Those who helped soldier search mudslide for his relatives shocked at suicide
OSO, Wash. — Two women who helped a Joint Base Lewis-McChord soldier search the Oso mudslide for the bodies of his missing aunt and uncle said Thursday they were shocked and saddened to learn that the 20-year-old committed suicide afterward.
“I noticed that he was crying” at the debris field, said Kayla Norris, who helped search the mudslide with the soldier. “He wasn’t bawling or anything like that, but you could definitely see he was having some emotions.”

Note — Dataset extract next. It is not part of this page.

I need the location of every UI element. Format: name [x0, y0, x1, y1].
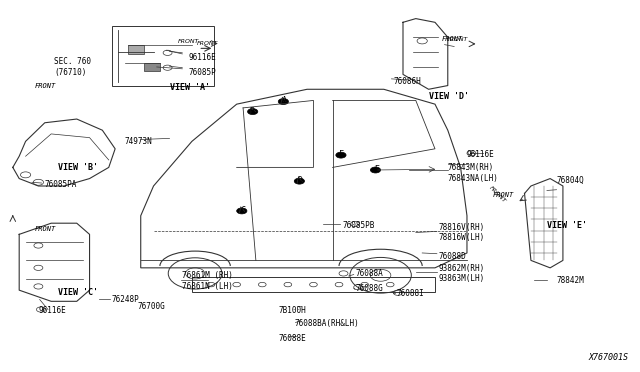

Army Spc. Christopher Dombroski, 20, of Wasilla, Alaska, who was based at JBLM, was a nephew of Steve Harris, 52, and Theresa Harris, 53, of Arlington, who were listed among the missing in the March 22 mudslide in Snohomish County.
An Army spokesman at JBLM said Dombroski had taken emergency leave to help search the mudslide site. The bodies of the Harris couple are still missing.
On Sunday, Dombroski told his family he was going out on a day hike in Thurston County. He rode his motorcycle to a trail at the Capitol State Forest and left on foot. Rescuers found his body on Tuesday morning. He died of a self-inflicted gunshot to the head, authorities said.
“When you work in something as traumatic as the slide, you build a relationship with people on a whole different level, a whole different world,” Norris said, adding that she was shocked to hear that Dombroski had taken his own life.
Norris and Haley Gonzales volunteered their time to look for survivors. They met and quickly bonded with Dombroski in the middle of the destruction.
“He was such a light in a really dark time,” Norris said.
Norris said Dombroski was extremely grateful to the other volunteers who were searching for his uncle and aunt.
Norris said Dombroski told her that Steve Harris was like a father figure to him and that the two loved spending time together.
She said he told her, “It’s so unfortunate that my aunt and uncle had to pass but it is fortunate that they passed in a place they loved.”
Dombroski, who had served a tour in Afghanistan in 2012, was engaged to be married.
“My heart goes out to his fiancée. I can’t imagine. I can’t imagine for his parents,” Gonzales said.
Psychologists say even one sudden traumatic event can trigger suicidal thoughts especially if there’s a history of depression or post traumatic stress disorder.
“It’s very in the moment, that person is not able to think of other options, they are feeling like this is their only option,” Dr. Jessica Mason said.
Still Norris and Gonzales never saw it coming.
“I’m still shocked because that was the last thing I ever expected,” Norris said.
“If you meet someone, even if it’s just for one day and they make an impact in your life, you should tell them,” Gonzales said.
Dombroski grew up in Alaska. His family attended a memorial service for him Thursday night at JBLM.